Like many, I spent most of my days in markup. Sometimes to the point that I forget what it was invented for, to address what problem. During these times of doubt and confusion, I like to go back in time and read the works of the pioneers.

Yesterday night, I read this great article Markup Systems and the Future of Scholarly Text Processing, which dates back from before XML, HTML, SGML, or GML even!

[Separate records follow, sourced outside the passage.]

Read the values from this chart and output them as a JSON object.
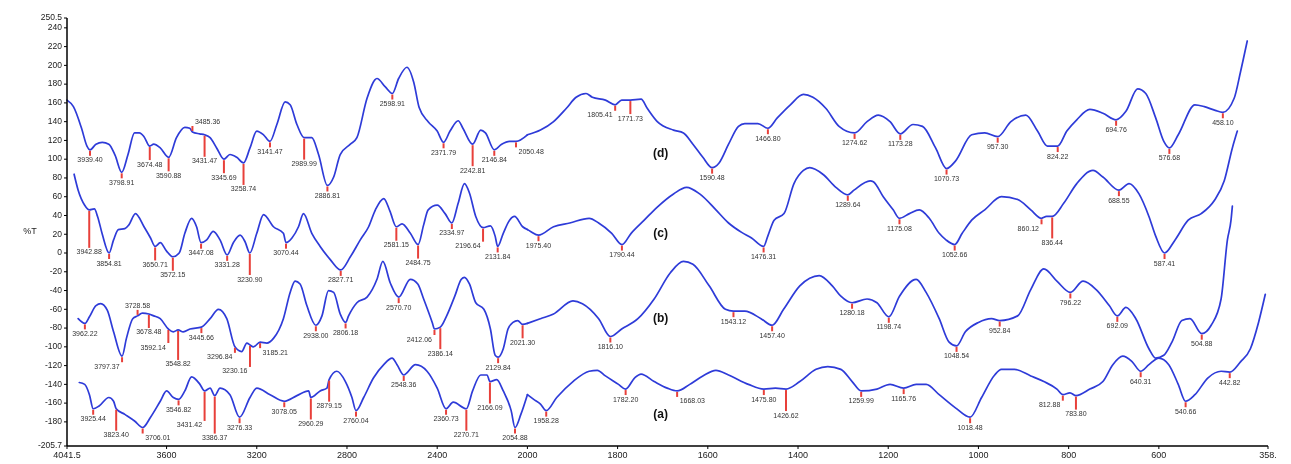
{
  "chart_data": [
    {
      "type": "line",
      "ylabel": "%T",
      "xlim": [
        4041.5,
        2000
      ],
      "xticks": [
        4041.5,
        3600,
        3200,
        2800,
        2400
      ],
      "ylim": [
        -205.7,
        250.5
      ],
      "yticks": [
        250.5,
        240,
        220,
        200,
        180,
        160,
        140,
        120,
        100,
        80,
        60,
        40,
        20,
        0,
        -20,
        -40,
        -60,
        -80,
        -100,
        -120,
        -140,
        -160,
        -180,
        -205.7
      ],
      "series": [
        {
          "color": "#2e3bd8",
          "x": [
            4041.5,
            4013,
            3977,
            3953,
            3939.4,
            3913,
            3885,
            3856,
            3828,
            3798.9,
            3771,
            3742,
            3721,
            3700,
            3674.5,
            3657,
            3628,
            3590.9,
            3556,
            3519,
            3497,
            3485.4,
            3453,
            3431.5,
            3407,
            3378,
            3345.7,
            3319,
            3289,
            3258.7,
            3230,
            3200,
            3170,
            3141.5,
            3111,
            3074,
            3052,
            3022,
            2990,
            2956,
            2926,
            2886.8,
            2859,
            2830,
            2785,
            2756,
            2711,
            2667,
            2630,
            2598.9,
            2571,
            2534,
            2504,
            2480,
            2440,
            2400,
            2371.8,
            2343,
            2307,
            2286,
            2242.8,
            2207,
            2186,
            2146.8,
            2114,
            2079,
            2050.5,
            2000
          ],
          "values": [
            163,
            156,
            133,
            114,
            110,
            116,
            118,
            116,
            104,
            86,
            105,
            128,
            128,
            124,
            114,
            116,
            112,
            102,
            123,
            134,
            133,
            129,
            127,
            126,
            123,
            112,
            100,
            105,
            102,
            96,
            112,
            130,
            126,
            119,
            137,
            161,
            158,
            137,
            123,
            123,
            105,
            72,
            81,
            105,
            116,
            123,
            165,
            186,
            177,
            170,
            186,
            198,
            182,
            155,
            140,
            130,
            118,
            130,
            141,
            133,
            116,
            131,
            128,
            110,
            116,
            119,
            119,
            126
          ]
        },
        {
          "color": "#2e3bd8",
          "x": [
            4010,
            3992,
            3963,
            3942.9,
            3920,
            3906,
            3885,
            3854.8,
            3835,
            3814,
            3785,
            3767,
            3738,
            3700,
            3671,
            3650.7,
            3628,
            3600,
            3572.2,
            3544,
            3519,
            3489,
            3467,
            3447.1,
            3422,
            3393,
            3363,
            3331.3,
            3304,
            3274,
            3252,
            3230.9,
            3200,
            3170,
            3126,
            3082,
            3070.4,
            3044,
            3015,
            2993,
            2956,
            2919,
            2874,
            2827.7,
            2785,
            2741,
            2704,
            2674,
            2637,
            2610,
            2581.2,
            2556,
            2519,
            2484.8,
            2460,
            2440,
            2400,
            2365,
            2335,
            2307,
            2279,
            2257,
            2229,
            2196.6,
            2164,
            2143,
            2131.8,
            2107,
            2079,
            2057,
            2021,
            2000
          ],
          "values": [
            84,
            67,
            51,
            46,
            47,
            39,
            20,
            0,
            14,
            25,
            26,
            30,
            42,
            28,
            16,
            7,
            11,
            2,
            -4,
            0,
            21,
            37,
            28,
            11,
            14,
            23,
            14,
            -2,
            11,
            19,
            12,
            0,
            21,
            41,
            28,
            21,
            11,
            16,
            28,
            42,
            21,
            7,
            -7,
            -18,
            -4,
            14,
            28,
            46,
            58,
            45,
            28,
            31,
            21,
            9,
            30,
            46,
            51,
            42,
            32,
            53,
            74,
            64,
            39,
            27,
            29,
            18,
            7,
            21,
            35,
            39,
            28,
            25
          ]
        },
        {
          "color": "#2e3bd8",
          "x": [
            3992,
            3962.2,
            3942,
            3913,
            3892,
            3863,
            3835,
            3797.4,
            3778,
            3750,
            3728.6,
            3707,
            3678.5,
            3657,
            3628,
            3592.1,
            3570,
            3548.8,
            3526,
            3496,
            3445.7,
            3407,
            3370,
            3333,
            3296.8,
            3267,
            3244,
            3230.2,
            3215,
            3185.2,
            3155,
            3126,
            3082,
            3052,
            3030,
            3008,
            2978,
            2938,
            2911,
            2882,
            2859,
            2830,
            2806.2,
            2793,
            2756,
            2711,
            2667,
            2641,
            2608,
            2570.7,
            2519,
            2486,
            2460,
            2422,
            2412.1,
            2386.1,
            2358,
            2322,
            2293,
            2279,
            2257,
            2229,
            2193,
            2164,
            2143,
            2129.8,
            2107,
            2086,
            2064,
            2043,
            2021.3,
            2000
          ],
          "values": [
            -70,
            -75,
            -68,
            -56,
            -54,
            -61,
            -84,
            -110,
            -91,
            -70,
            -67,
            -64,
            -65,
            -67,
            -70,
            -81,
            -84,
            -82,
            -84,
            -81,
            -79,
            -70,
            -60,
            -70,
            -100,
            -105,
            -96,
            -98,
            -100,
            -95,
            -96,
            -91,
            -70,
            -42,
            -30,
            -33,
            -56,
            -77,
            -67,
            -40,
            -42,
            -65,
            -74,
            -67,
            -53,
            -47,
            -28,
            -9,
            -32,
            -47,
            -28,
            -33,
            -49,
            -74,
            -81,
            -79,
            -67,
            -46,
            -28,
            -26,
            -33,
            -53,
            -60,
            -81,
            -109,
            -111,
            -102,
            -81,
            -74,
            -72,
            -76,
            -75
          ]
        },
        {
          "color": "#2e3bd8",
          "x": [
            3987,
            3963,
            3942,
            3925.4,
            3899,
            3856,
            3835,
            3823.4,
            3785,
            3742,
            3706,
            3671,
            3628,
            3600,
            3570,
            3546.8,
            3519,
            3489,
            3452,
            3431.4,
            3407,
            3386.4,
            3363,
            3319,
            3276.3,
            3230,
            3200,
            3141,
            3078,
            3022,
            2970,
            2960.3,
            2919,
            2889,
            2879.2,
            2845,
            2807,
            2778,
            2760,
            2726,
            2682,
            2637,
            2600,
            2578,
            2548.4,
            2496,
            2445,
            2400,
            2360.7,
            2329,
            2270.7,
            2243,
            2207,
            2179,
            2166.1,
            2136,
            2107,
            2072,
            2054.9,
            2029,
            2000
          ],
          "values": [
            -138,
            -140,
            -151,
            -166,
            -163,
            -154,
            -158,
            -166,
            -172,
            -179,
            -186,
            -175,
            -158,
            -147,
            -154,
            -156,
            -147,
            -132,
            -140,
            -147,
            -144,
            -152,
            -144,
            -151,
            -175,
            -154,
            -144,
            -151,
            -158,
            -152,
            -147,
            -154,
            -147,
            -144,
            -135,
            -126,
            -137,
            -154,
            -168,
            -154,
            -133,
            -119,
            -112,
            -119,
            -130,
            -119,
            -126,
            -144,
            -166,
            -159,
            -166,
            -147,
            -130,
            -130,
            -137,
            -135,
            -147,
            -168,
            -186,
            -172,
            -151
          ]
        }
      ],
      "annotations": [
        {
          "text": "3939.40",
          "x": 3939.4,
          "y": 110
        },
        {
          "text": "3798.91",
          "x": 3798.91,
          "y": 86
        },
        {
          "text": "3674.48",
          "x": 3674.48,
          "y": 114
        },
        {
          "text": "3590.88",
          "x": 3590.88,
          "y": 102
        },
        {
          "text": "3485.36",
          "x": 3485.36,
          "y": 129
        },
        {
          "text": "3431.47",
          "x": 3431.47,
          "y": 126
        },
        {
          "text": "3345.69",
          "x": 3345.69,
          "y": 100
        },
        {
          "text": "3258.74",
          "x": 3258.74,
          "y": 96
        },
        {
          "text": "3141.47",
          "x": 3141.47,
          "y": 119
        },
        {
          "text": "2989.99",
          "x": 2989.99,
          "y": 123
        },
        {
          "text": "2886.81",
          "x": 2886.81,
          "y": 72
        },
        {
          "text": "2598.91",
          "x": 2598.91,
          "y": 170
        },
        {
          "text": "2371.79",
          "x": 2371.79,
          "y": 118
        },
        {
          "text": "2242.81",
          "x": 2242.81,
          "y": 116
        },
        {
          "text": "2146.84",
          "x": 2146.84,
          "y": 110
        },
        {
          "text": "2050.48",
          "x": 2050.48,
          "y": 119
        },
        {
          "text": "3942.88",
          "x": 3942.88,
          "y": 46
        },
        {
          "text": "3854.81",
          "x": 3854.81,
          "y": 0
        },
        {
          "text": "3650.71",
          "x": 3650.71,
          "y": 7
        },
        {
          "text": "3572.15",
          "x": 3572.15,
          "y": -4
        },
        {
          "text": "3447.08",
          "x": 3447.08,
          "y": 11
        },
        {
          "text": "3331.28",
          "x": 3331.28,
          "y": -2
        },
        {
          "text": "3230.90",
          "x": 3230.9,
          "y": 0
        },
        {
          "text": "3070.44",
          "x": 3070.44,
          "y": 11
        },
        {
          "text": "2827.71",
          "x": 2827.71,
          "y": -18
        },
        {
          "text": "2581.15",
          "x": 2581.15,
          "y": 28
        },
        {
          "text": "2484.75",
          "x": 2484.75,
          "y": 9
        },
        {
          "text": "2334.97",
          "x": 2334.97,
          "y": 32
        },
        {
          "text": "2196.64",
          "x": 2196.64,
          "y": 27
        },
        {
          "text": "2131.84",
          "x": 2131.84,
          "y": 7
        },
        {
          "text": "3962.22",
          "x": 3962.22,
          "y": -75
        },
        {
          "text": "3797.37",
          "x": 3797.37,
          "y": -110
        },
        {
          "text": "3728.58",
          "x": 3728.58,
          "y": -67
        },
        {
          "text": "3678.48",
          "x": 3678.48,
          "y": -65
        },
        {
          "text": "3592.14",
          "x": 3592.14,
          "y": -81
        },
        {
          "text": "3548.82",
          "x": 3548.82,
          "y": -82
        },
        {
          "text": "3445.66",
          "x": 3445.66,
          "y": -79
        },
        {
          "text": "3296.84",
          "x": 3296.84,
          "y": -100
        },
        {
          "text": "3230.16",
          "x": 3230.16,
          "y": -98
        },
        {
          "text": "3185.21",
          "x": 3185.21,
          "y": -95
        },
        {
          "text": "2938.00",
          "x": 2938,
          "y": -77
        },
        {
          "text": "2806.18",
          "x": 2806.18,
          "y": -74
        },
        {
          "text": "2570.70",
          "x": 2570.7,
          "y": -47
        },
        {
          "text": "2412.06",
          "x": 2412.06,
          "y": -81
        },
        {
          "text": "2386.14",
          "x": 2386.14,
          "y": -79
        },
        {
          "text": "2129.84",
          "x": 2129.84,
          "y": -111
        },
        {
          "text": "2021.30",
          "x": 2021.3,
          "y": -76
        },
        {
          "text": "3925.44",
          "x": 3925.44,
          "y": -166
        },
        {
          "text": "3823.40",
          "x": 3823.4,
          "y": -166
        },
        {
          "text": "3706.01",
          "x": 3706.01,
          "y": -186
        },
        {
          "text": "3546.82",
          "x": 3546.82,
          "y": -156
        },
        {
          "text": "3431.42",
          "x": 3431.42,
          "y": -147
        },
        {
          "text": "3386.37",
          "x": 3386.37,
          "y": -152
        },
        {
          "text": "3276.33",
          "x": 3276.33,
          "y": -175
        },
        {
          "text": "3078.05",
          "x": 3078.05,
          "y": -158
        },
        {
          "text": "2960.29",
          "x": 2960.29,
          "y": -154
        },
        {
          "text": "2879.15",
          "x": 2879.15,
          "y": -135
        },
        {
          "text": "2760.04",
          "x": 2760.04,
          "y": -168
        },
        {
          "text": "2548.36",
          "x": 2548.36,
          "y": -130
        },
        {
          "text": "2360.73",
          "x": 2360.73,
          "y": -166
        },
        {
          "text": "2270.71",
          "x": 2270.71,
          "y": -166
        },
        {
          "text": "2166.09",
          "x": 2166.09,
          "y": -137
        },
        {
          "text": "2054.88",
          "x": 2054.88,
          "y": -186
        }
      ]
    },
    {
      "type": "line",
      "xlim": [
        2000,
        358
      ],
      "xticks": [
        2000,
        1800,
        1600,
        1400,
        1200,
        1000,
        800,
        600,
        {
          "value": 358,
          "label": "358."
        }
      ],
      "ylim": [
        -205.7,
        250.5
      ],
      "tick_labels": "x",
      "series": [
        {
          "name": "(d)",
          "color": "#2e3bd8",
          "x": [
            2000,
            1971,
            1942,
            1914,
            1892,
            1870,
            1856,
            1827,
            1805.4,
            1791,
            1771.7,
            1748,
            1734,
            1712,
            1676,
            1654,
            1633,
            1611,
            1590.5,
            1575,
            1554,
            1532,
            1518,
            1489,
            1466.8,
            1446,
            1417,
            1388,
            1367,
            1338,
            1309,
            1274.6,
            1247,
            1222,
            1196,
            1173.3,
            1145,
            1124,
            1095,
            1070.7,
            1051,
            1015,
            986,
            957.3,
            928,
            895,
            869,
            847,
            824.2,
            804,
            782,
            753,
            724,
            694.8,
            673,
            647,
            629,
            607,
            589,
            576.7,
            557,
            520,
            499,
            475,
            458.1,
            433,
            419,
            404
          ],
          "values": [
            126,
            131,
            140,
            154,
            166,
            170,
            166,
            163,
            158,
            163,
            163,
            164,
            154,
            140,
            131,
            128,
            116,
            102,
            91,
            96,
            116,
            135,
            138,
            138,
            133,
            144,
            158,
            169,
            166,
            154,
            135,
            128,
            140,
            147,
            140,
            127,
            137,
            135,
            112,
            90,
            98,
            126,
            128,
            124,
            140,
            147,
            130,
            114,
            114,
            130,
            142,
            153,
            149,
            142,
            151,
            175,
            170,
            144,
            119,
            112,
            126,
            158,
            156,
            152,
            150,
            165,
            193,
            226
          ]
        },
        {
          "name": "(c)",
          "color": "#2e3bd8",
          "x": [
            2000,
            1993,
            1975.4,
            1942,
            1906,
            1863,
            1842,
            1813,
            1790.4,
            1770,
            1741,
            1712,
            1676,
            1647,
            1618,
            1582,
            1554,
            1525,
            1503,
            1476.3,
            1467,
            1453,
            1431,
            1409,
            1388,
            1374,
            1345,
            1316,
            1289.6,
            1276,
            1240,
            1233,
            1211,
            1189,
            1175.1,
            1153,
            1131,
            1109,
            1087,
            1072,
            1052.7,
            1036,
            1015,
            986,
            949,
            913,
            884,
            860.1,
            849,
            836.4,
            811,
            782,
            746,
            724,
            688.6,
            666,
            644,
            622,
            607,
            587.4,
            564,
            535,
            506,
            477,
            455,
            437,
            426
          ],
          "values": [
            25,
            23,
            19,
            28,
            32,
            37,
            32,
            21,
            9,
            21,
            35,
            49,
            63,
            70,
            63,
            46,
            32,
            22,
            16,
            7,
            18,
            35,
            42,
            74,
            88,
            91,
            84,
            70,
            62,
            67,
            77,
            76,
            60,
            46,
            37,
            42,
            46,
            37,
            21,
            14,
            9,
            21,
            35,
            46,
            60,
            57,
            46,
            37,
            39,
            39,
            53,
            74,
            88,
            81,
            67,
            74,
            63,
            39,
            18,
            0,
            14,
            35,
            42,
            56,
            77,
            112,
            130
          ]
        },
        {
          "name": "(b)",
          "color": "#2e3bd8",
          "x": [
            2000,
            1971,
            1942,
            1899,
            1878,
            1842,
            1816.1,
            1791,
            1755,
            1719,
            1683,
            1654,
            1633,
            1597,
            1561,
            1543.1,
            1518,
            1482,
            1457.4,
            1432,
            1396,
            1353,
            1324,
            1305,
            1280.2,
            1247,
            1225,
            1198.7,
            1175,
            1138,
            1116,
            1087,
            1065,
            1048.5,
            1029,
            1000,
            971,
            952.8,
            913,
            884,
            855,
            826,
            796.2,
            768,
            739,
            710,
            692.1,
            673,
            651,
            622,
            607,
            589,
            571,
            549,
            531,
            504.9,
            484,
            462,
            448,
            440,
            437
          ],
          "values": [
            -75,
            -70,
            -65,
            -51,
            -54,
            -70,
            -89,
            -81,
            -70,
            -49,
            -21,
            -9,
            -12,
            -35,
            -60,
            -62,
            -62,
            -70,
            -77,
            -60,
            -35,
            -24,
            -35,
            -46,
            -53,
            -49,
            -53,
            -68,
            -46,
            -28,
            -42,
            -70,
            -95,
            -99,
            -84,
            -74,
            -70,
            -72,
            -67,
            -39,
            -17,
            -30,
            -42,
            -30,
            -39,
            -56,
            -67,
            -58,
            -70,
            -102,
            -112,
            -109,
            -95,
            -72,
            -70,
            -86,
            -77,
            -49,
            14,
            35,
            50
          ]
        },
        {
          "name": "(a)",
          "color": "#2e3bd8",
          "x": [
            2000,
            1986,
            1971,
            1958.3,
            1935,
            1899,
            1863,
            1845,
            1827,
            1798,
            1782.2,
            1762,
            1748,
            1719,
            1690,
            1668,
            1640,
            1611,
            1582,
            1554,
            1510,
            1475.8,
            1450,
            1426.6,
            1396,
            1360,
            1334,
            1305,
            1280,
            1260,
            1225,
            1196,
            1165.8,
            1138,
            1116,
            1087,
            1051,
            1018.5,
            993,
            964,
            949,
            920,
            884,
            855,
            826,
            812.9,
            797,
            783.8,
            753,
            724,
            702,
            680,
            659,
            640.3,
            622,
            600,
            578,
            557,
            540.7,
            520,
            491,
            462,
            442.8,
            419,
            397,
            379,
            364
          ],
          "values": [
            -151,
            -156,
            -161,
            -168,
            -154,
            -137,
            -126,
            -125,
            -131,
            -140,
            -145,
            -133,
            -129,
            -137,
            -144,
            -147,
            -140,
            -131,
            -125,
            -130,
            -140,
            -145,
            -144,
            -145,
            -137,
            -124,
            -121,
            -124,
            -137,
            -147,
            -145,
            -140,
            -144,
            -140,
            -140,
            -151,
            -165,
            -175,
            -154,
            -130,
            -124,
            -124,
            -131,
            -137,
            -145,
            -151,
            -149,
            -152,
            -145,
            -137,
            -119,
            -110,
            -116,
            -126,
            -119,
            -112,
            -119,
            -140,
            -158,
            -151,
            -133,
            -126,
            -127,
            -116,
            -102,
            -74,
            -44
          ]
        }
      ],
      "annotations": [
        {
          "text": "1805.41",
          "x": 1805.41,
          "y": 158
        },
        {
          "text": "1771.73",
          "x": 1771.73,
          "y": 163
        },
        {
          "text": "1590.48",
          "x": 1590.48,
          "y": 91
        },
        {
          "text": "1466.80",
          "x": 1466.8,
          "y": 133
        },
        {
          "text": "1274.62",
          "x": 1274.62,
          "y": 128
        },
        {
          "text": "1173.28",
          "x": 1173.28,
          "y": 127
        },
        {
          "text": "1070.73",
          "x": 1070.73,
          "y": 90
        },
        {
          "text": "957.30",
          "x": 957.3,
          "y": 124
        },
        {
          "text": "824.22",
          "x": 824.22,
          "y": 114
        },
        {
          "text": "694.76",
          "x": 694.76,
          "y": 142
        },
        {
          "text": "576.68",
          "x": 576.68,
          "y": 112
        },
        {
          "text": "458.10",
          "x": 458.1,
          "y": 150
        },
        {
          "text": "1975.40",
          "x": 1975.4,
          "y": 19
        },
        {
          "text": "1790.44",
          "x": 1790.44,
          "y": 9
        },
        {
          "text": "1476.31",
          "x": 1476.31,
          "y": 7
        },
        {
          "text": "1289.64",
          "x": 1289.64,
          "y": 62
        },
        {
          "text": "1175.08",
          "x": 1175.08,
          "y": 37
        },
        {
          "text": "1052.66",
          "x": 1052.66,
          "y": 9
        },
        {
          "text": "860.12",
          "x": 860.12,
          "y": 37
        },
        {
          "text": "836.44",
          "x": 836.44,
          "y": 39
        },
        {
          "text": "688.55",
          "x": 688.55,
          "y": 67
        },
        {
          "text": "587.41",
          "x": 587.41,
          "y": 0
        },
        {
          "text": "1816.10",
          "x": 1816.1,
          "y": -89
        },
        {
          "text": "1543.12",
          "x": 1543.12,
          "y": -62
        },
        {
          "text": "1457.40",
          "x": 1457.4,
          "y": -77
        },
        {
          "text": "1280.18",
          "x": 1280.18,
          "y": -53
        },
        {
          "text": "1198.74",
          "x": 1198.74,
          "y": -68
        },
        {
          "text": "1048.54",
          "x": 1048.54,
          "y": -99
        },
        {
          "text": "952.84",
          "x": 952.84,
          "y": -72
        },
        {
          "text": "796.22",
          "x": 796.22,
          "y": -42
        },
        {
          "text": "692.09",
          "x": 692.09,
          "y": -67
        },
        {
          "text": "504.88",
          "x": 504.88,
          "y": -86
        },
        {
          "text": "1958.28",
          "x": 1958.28,
          "y": -168
        },
        {
          "text": "1782.20",
          "x": 1782.2,
          "y": -145
        },
        {
          "text": "1668.03",
          "x": 1668.03,
          "y": -147
        },
        {
          "text": "1475.80",
          "x": 1475.8,
          "y": -145
        },
        {
          "text": "1426.62",
          "x": 1426.62,
          "y": -145
        },
        {
          "text": "1259.99",
          "x": 1259.99,
          "y": -147
        },
        {
          "text": "1165.76",
          "x": 1165.76,
          "y": -144
        },
        {
          "text": "1018.48",
          "x": 1018.48,
          "y": -175
        },
        {
          "text": "812.88",
          "x": 812.88,
          "y": -151
        },
        {
          "text": "783.80",
          "x": 783.8,
          "y": -152
        },
        {
          "text": "640.31",
          "x": 640.31,
          "y": -126
        },
        {
          "text": "540.66",
          "x": 540.66,
          "y": -158
        },
        {
          "text": "442.82",
          "x": 442.82,
          "y": -127
        }
      ]
    }
  ]
}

There is a section on the different kinds of markup, in particular punctuational markup and descriptive markup. After reading this, it occurred to me that the following three representations are strictly equivalent (markup is highlighted in bold):

  • Plain text markup using the period “markup” to signify the end a sentence that is a statement (see. this section of HyperGrammar for a grammar refresher): The teacher asked who was chewing gum.
  • XML markup that specifies that a piece of text is a sentence and a statement (notice no end punctuation here): <sentence><statement>The teacher asked who was chewing gum</statement></sentence>
  • Plain old semantic HTML that specifies that a piece of text is a sentence and a statement (notice no end punctuation here): <span class="sentence statement">The teacher asked who was chewing gum</span>

In the last case, you can use CSS code to add a period at the end of each sentence that is a statement:

.sentence.statement:after {
content: '.'
}

This means also that if we are being strict, combining punctuation with HTML or XML markup, when descriptive markup and CSS styling suffice, is a bad practice since it is semantically redundant, or in other words, one of the two is useless.

There are plenty other examples to explore: for instance, quotes (“) as markup that is an alternative to the <q></q> or <blockquote></blockquote> HTML markup. This may be pushed to the extreme that each space in plain text is viewed as markup to distinguishes words from one another.

This is probably an epiphany just for me, but I thought I’d post it anyway!